- ✓ The atmosphere is the real thing — fog, lantern light and a jungle that feels genuinely hostile, not set-dressed.
- ✓ Gunplay lands: slow, weighty black-powder shots that cost you noise the forest actually keeps score of.
- ✓ The sanity system has teeth — personal hallucinations and distorted comms make your own crew the last trustworthy instrument.
- ✓ A standout of Steam Next Fest June 2026 by player attention, and the demo is still free to verify all of this yourself.
- ✗ Performance: frames dip below 60 on hardware that should hold it, and settings changes need a full restart to apply.
- ✗ Melee feels floaty — hits lack the impact the guns already have.
- ✗ Multiplayer animation bugs in the demo: floating weapons, T-poses, and decapitated monsters that keep fighting.
- ✗ Inventory management is rough — no rearranging items yet, a real irritation in a six-slot game.

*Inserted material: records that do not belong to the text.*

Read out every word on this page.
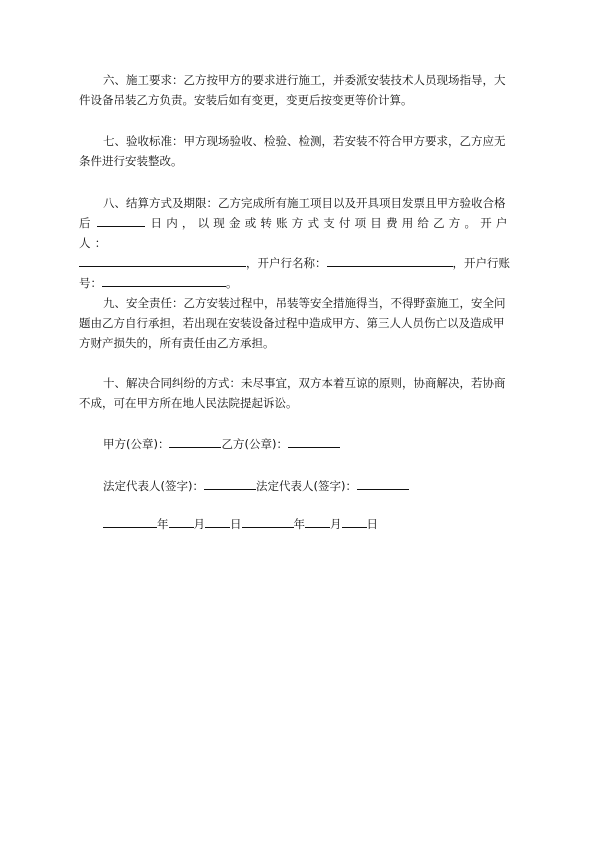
六、施工要求：乙方按甲方的要求进行施工，并委派安装技术人员现场指导，大
件设备吊装乙方负责。安装后如有变更，变更后按变更等价计算。
七、验收标准：甲方现场验收、检验、检测，若安装不符合甲方要求，乙方应无
条件进行安装整改。
八、结算方式及期限：乙方完成所有施工项目以及开具项目发票且甲方验收合格
后	日内，以现金或转账方式支付项目费用给乙方。开户人：
，开户行名称：	，开户行账
号：	。
九、安全责任：乙方安装过程中，吊装等安全措施得当，不得野蛮施工，安全问
题由乙方自行承担，若出现在安装设备过程中造成甲方、第三人人员伤亡以及造成甲
方财产损失的，所有责任由乙方承担。
十、解决合同纠纷的方式：未尽事宜，双方本着互谅的原则，协商解决，若协商
不成，可在甲方所在地人民法院提起诉讼。
甲方(公章)：	乙方(公章)：
法定代表人(签字)：	法定代表人(签字)：
年 月 日	年 月 日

The pattern in demo feedback is unusually consistent: players walk in for the Lovecraft coat of paint and walk out talking about the sanity system — and then file a performance complaint. That's a good sign wearing a bad one. The hard part of a co-op horror game (a hook that survives repetition) already works; the broken parts (frame dips, launch crashes, animation jank) are the fixable kind, and ACE Team patched during the demo window. The inverse — polished tech on a hollow loop — would be far worse news at $29.99.
What we re-test at launch
Three things decide the launch verdict: whether performance lands (we re-benchmark on July 15 against the demo baseline), whether the multiplayer animation bugs shipped or died in the beta known-issues list, and how the full contractspread holds up past the demo slice. If you can't wait for that: the demo is free, your rig check is free, and the $29.99 question can wait a week for real reviews.
Verdict questions
Is The Mound: Omen of Cthulhu good?
The demo makes a strong case: superb atmosphere, weighty gunplay and a genuinely novel sanity system — it was a standout of Steam Next Fest June 2026. The caveats are technical: performance dips, floaty melee and multiplayer animation bugs. Try the free demo; it answers the question better than any review.
Should I pre-order The Mound?
The pragmatic play: the demo is free and pre-order discounts (~10% on consoles) rarely beat waiting a week for launch reviews. Pre-order if the demo already sold you and you want the Lost Explorers' Swords bonus; otherwise July 15 is days away.
When do launch reviews come out?
The game launches July 15, 2026. We re-verify performance and the demo's known bugs that day and update this verdict with measurements.